British state-owned bank eyes growing role in natural capital markets after first nature restoration investment

Published 06:06 on April 2, 2023  /  Last updated at 06:06 on April 2, 2023  / Stian Reklev /  Biodiversity

The UK Infrastructure Bank (UKIB) has announced a first £12-million investment in a major nature restoration project in Scotland amid plans to grow its role in markets that underpin positive climate and biodiversity outcomes.

The UK Infrastructure Bank (UKIB) has announced a first £12-million investment in a major nature restoration project in Scotland amid plans to grow its role in markets that underpin positive climate and biodiversity outcomes.

On Friday, UKIB said it will provide a short-term bridging loan to Highlands Rewilding in Scotland, to facilitate its acquisition of the Tayvallich Estate, a 1,300-hectare rural estate on which the group plans to restore temperate rainforest.

“The Highlands Rewilding project on the Tayvallich Estate has exciting potential for climate, biodiversity, and economic growth benefits, and I am pleased we are able to provide short-term financial support,” said UKIB CEO John Flint.

“The bank’s investment is intended to support the development of the science, data, and understanding needed to deliver high integrity natural capital markets, in line with our mission to boost the innovative infrastructure technologies which will be essential to achieving net zero.”

With the UKIB funding, Highlands Rewilding will be able to move to further rounds of funding with potential investors, with a goal to develop new natural capital business and revenue models for the estate, according to a press release.

“Highlands Rewilding is thrilled to receive this support from the UK Infrastructure Bank. We will be working hard to turn it into a significant scaling of nature-recovery, one congruent with the ambitious targets many governments, including the UK’s, set in the recent global biodiversity treaty signed in Montreal,” said Jeremy Leggett, founder and chief executive of Highlands Rewilding.

FIRST STEP

The short-term loan is UKIB’s first move into natural capital markets, but its intention is to ramp up activities significantly.

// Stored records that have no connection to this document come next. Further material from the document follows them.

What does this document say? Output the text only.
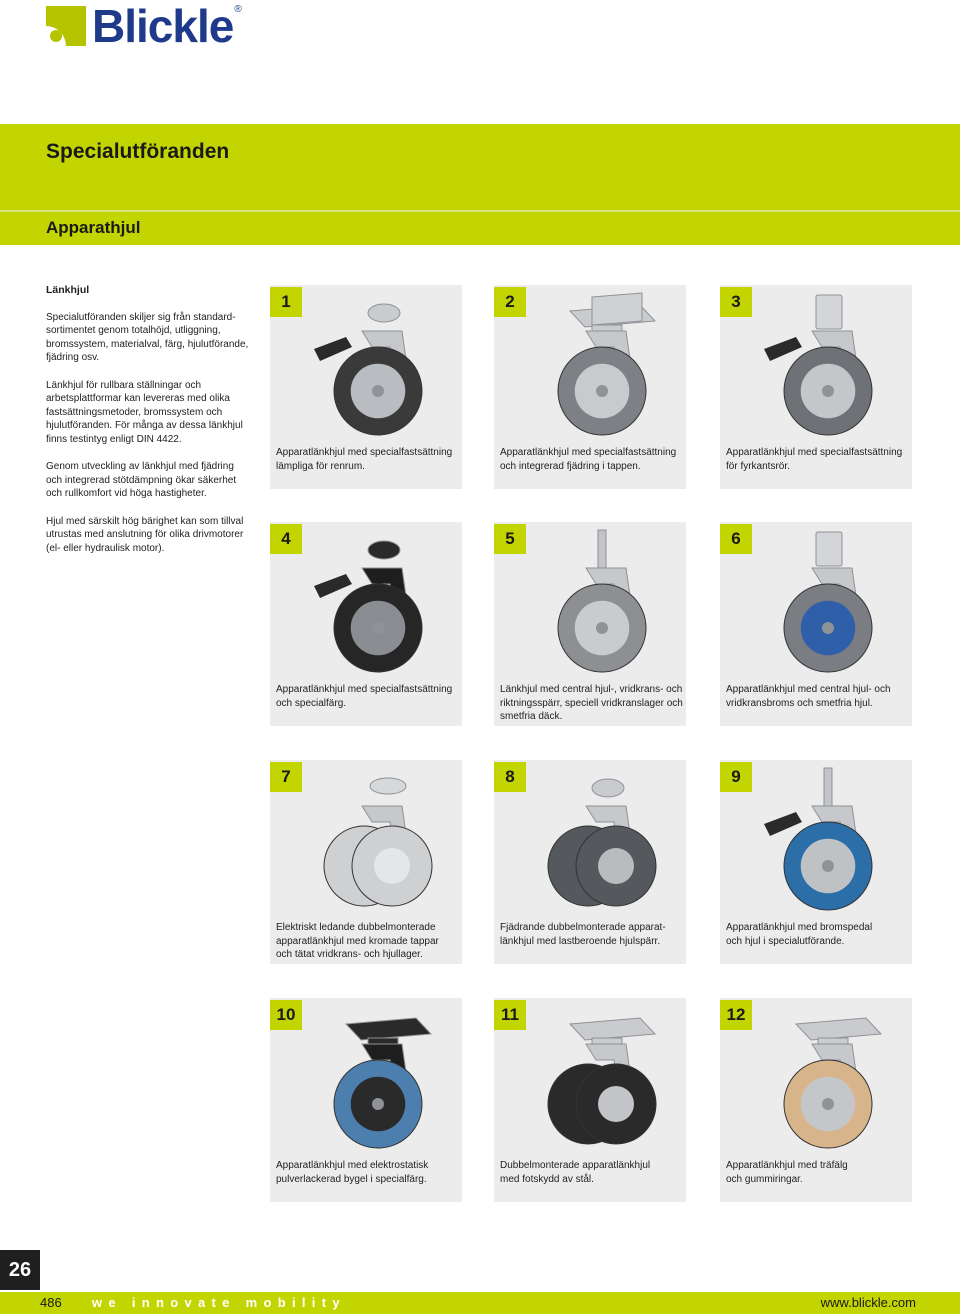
Blickle ®
Specialutföranden
Apparathjul
Länkhjul

Specialutföranden skiljer sig från standard-
sortimentet genom totalhöjd, utliggning,
bromssystem, materialval, färg, hjulutförande,
fjädring osv.

Länkhjul för rullbara ställningar och
arbetsplattformar kan levereras med olika
fastsättningsmetoder, bromssystem och
hjulutföranden. För många av dessa länkhjul
finns testintyg enligt DIN 4422.

Genom utveckling av länkhjul med fjädring
och integrerad stötdämpning ökar säkerhet
och rullkomfort vid höga hastigheter.

Hjul med särskilt hög bärighet kan som tillval
utrustas med anslutning för olika drivmotorer
(el- eller hydraulisk motor).

1
Apparatlänkhjul med specialfastsättning
lämpliga för renrum.
2
Apparatlänkhjul med specialfastsättning
och integrerad fjädring i tappen.
3
Apparatlänkhjul med specialfastsättning
för fyrkantsrör.
4
Apparatlänkhjul med specialfastsättning
och specialfärg.
5
Länkhjul med central hjul-, vridkrans- och
riktningsspärr, speciell vridkranslager och
smetfria däck.
6
Apparatlänkhjul med central hjul- och
vridkransbroms och smetfria hjul.
7
Elektriskt ledande dubbelmonterade
apparatlänkhjul med kromade tappar
och tätat vridkrans- och hjullager.
8
Fjädrande dubbelmonterade apparat-
länkhjul med lastberoende hjulspärr.
9
Apparatlänkhjul med bromspedal
och hjul i specialutförande.
10
Apparatlänkhjul med elektrostatisk
pulverlackerad bygel i specialfärg.
11
Dubbelmonterade apparatlänkhjul
med fotskydd av stål.
12
Apparatlänkhjul med träfälg
och gummiringar.
26
486 we innovate mobility	www.blickle.com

“Natural capital markets have emerged as a way of generating sources of revenue from improvements to our natural environment. These diverse new income streams include the sale of credits for carbon captured by ecosystems and for improved biodiversity,” Kate McGavin and Helen Williams, both directors of strategy and policy at UKIB, wrote in a blog post accompanying the announcement.

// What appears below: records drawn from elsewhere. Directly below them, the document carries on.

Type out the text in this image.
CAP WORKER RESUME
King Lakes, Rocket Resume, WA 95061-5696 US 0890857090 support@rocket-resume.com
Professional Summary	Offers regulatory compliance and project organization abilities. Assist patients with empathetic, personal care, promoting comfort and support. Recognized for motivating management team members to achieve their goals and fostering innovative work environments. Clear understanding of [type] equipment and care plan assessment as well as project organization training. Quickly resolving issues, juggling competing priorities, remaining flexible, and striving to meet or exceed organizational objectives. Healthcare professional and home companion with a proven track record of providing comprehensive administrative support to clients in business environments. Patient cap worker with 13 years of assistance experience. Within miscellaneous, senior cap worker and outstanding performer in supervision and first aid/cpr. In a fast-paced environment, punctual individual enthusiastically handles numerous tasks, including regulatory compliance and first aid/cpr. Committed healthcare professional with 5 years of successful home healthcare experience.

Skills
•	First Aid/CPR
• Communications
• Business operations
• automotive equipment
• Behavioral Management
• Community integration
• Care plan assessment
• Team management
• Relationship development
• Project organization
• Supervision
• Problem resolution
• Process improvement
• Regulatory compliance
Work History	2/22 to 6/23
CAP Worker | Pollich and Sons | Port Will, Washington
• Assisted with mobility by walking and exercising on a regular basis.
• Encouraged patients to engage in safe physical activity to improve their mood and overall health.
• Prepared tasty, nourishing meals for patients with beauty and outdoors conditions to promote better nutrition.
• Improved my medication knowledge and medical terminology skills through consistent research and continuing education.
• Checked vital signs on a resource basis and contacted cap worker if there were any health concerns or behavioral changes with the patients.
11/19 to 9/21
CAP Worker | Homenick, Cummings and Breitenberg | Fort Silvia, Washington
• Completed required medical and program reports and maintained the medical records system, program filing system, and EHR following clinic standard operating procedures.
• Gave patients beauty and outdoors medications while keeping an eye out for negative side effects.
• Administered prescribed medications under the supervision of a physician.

“The markets underpinned by these revenues are nascent – but with huge potential to grow if barriers to scale are overcome, such as high transaction costs, data gaps, and novel risks.”

UKIB in November released a discussion paper on natural capital markets, where it identified woodland and peatland carbon markets, England’s biodiversity net gain framework, and water services as areas where it will initially build expertise and concentrate efforts, all the while remaining open to wider opportunities.

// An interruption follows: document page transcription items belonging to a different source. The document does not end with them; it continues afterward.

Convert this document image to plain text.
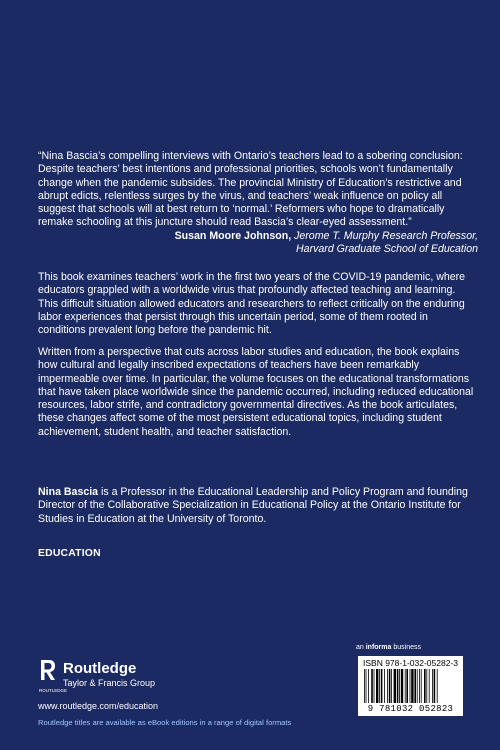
“Nina Bascia’s compelling interviews with Ontario’s teachers lead to a sobering conclusion: Despite teachers’ best intentions and professional priorities, schools won’t fundamentally change when the pandemic subsides. The provincial Ministry of Education’s restrictive and abrupt edicts, relentless surges by the virus, and teachers’ weak influence on policy all suggest that schools will at best return to ‘normal.’ Reformers who hope to dramatically remake schooling at this juncture should read Bascia’s clear-eyed assessment.”
Susan Moore Johnson, Jerome T. Murphy Research Professor,
Harvard Graduate School of Education
This book examines teachers’ work in the first two years of the COVID-19 pandemic, where educators grappled with a worldwide virus that profoundly affected teaching and learning. This difficult situation allowed educators and researchers to reflect critically on the enduring labor experiences that persist through this uncertain period, some of them rooted in conditions prevalent long before the pandemic hit.
Written from a perspective that cuts across labor studies and education, the book explains how cultural and legally inscribed expectations of teachers have been remarkably impermeable over time. In particular, the volume focuses on the educational transformations that have taken place worldwide since the pandemic occurred, including reduced educational resources, labor strife, and contradictory governmental directives. As the book articulates, these changes affect some of the most persistent educational topics, including student achievement, student health, and teacher satisfaction.
Nina Bascia is a Professor in the Educational Leadership and Policy Program and founding Director of the Collaborative Specialization in Educational Policy at the Ontario Institute for Studies in Education at the University of Toronto.
EDUCATION
ROUTLEDGE
Routledge
Taylor & Francis Group
www.routledge.com/education
Routledge titles are available as eBook editions in a range of digital formats
an informa business
ISBN 978-1-032-05282-3
9 781032 052823
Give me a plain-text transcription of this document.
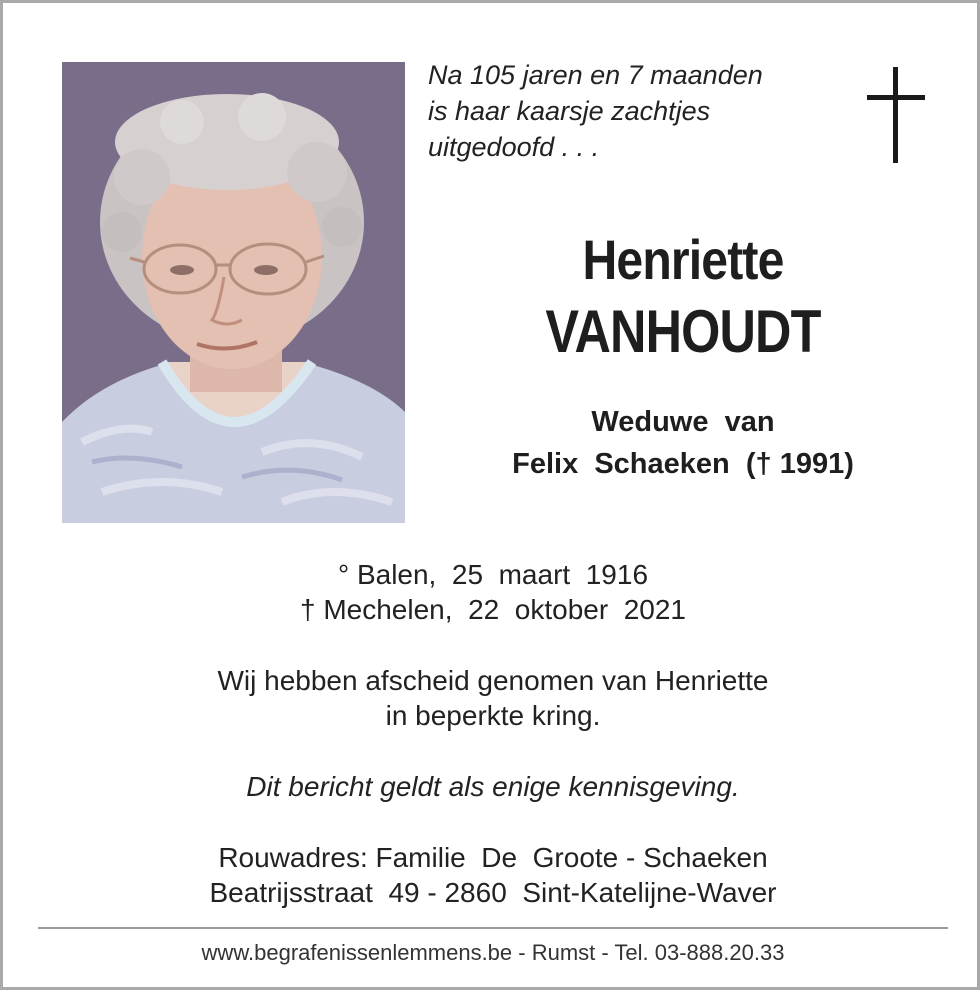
Na 105 jaren en 7 maanden
is haar kaarsje zachtjes
uitgedoofd . . .
Henriette
VANHOUDT
Weduwe  van
Felix  Schaeken  († 1991)
° Balen,  25  maart  1916
† Mechelen,  22  oktober  2021
Wij hebben afscheid genomen van Henriette
in beperkte kring.
Dit bericht geldt als enige kennisgeving.
Rouwadres: Familie  De  Groote - Schaeken
Beatrijsstraat  49 - 2860  Sint-Katelijne-Waver
www.begrafenissenlemmens.be - Rumst - Tel. 03-888.20.33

“Highlands Rewilding intend to use Tayvallich as a testing ground for innovative natural capital approaches, working with their wide-range of academic partners to generate new data and insights with the potential to help shape high-integrity natural capital markets across the UK,” McGavin and Williams wrote.

“For example, plans to improve the verification of biodiversity uplift at Tayvallich may have applications both in Scotland, where a voluntary market for biodiversity credits is emerging, and in England, where mandatory biodiversity net gain is set to be introduced later this year.”

That approach fits UKIB at its current stage of engagement with the market and its ambitions going forward.

“This is in line with our ambition, as set out in our strategic plan, to invest across the infrastructure landscape, including in new infrastructure technologies and demonstrator projects that can create, scale, and accelerate markets beyond the scope of an individual project,” McGavin and Williams wrote.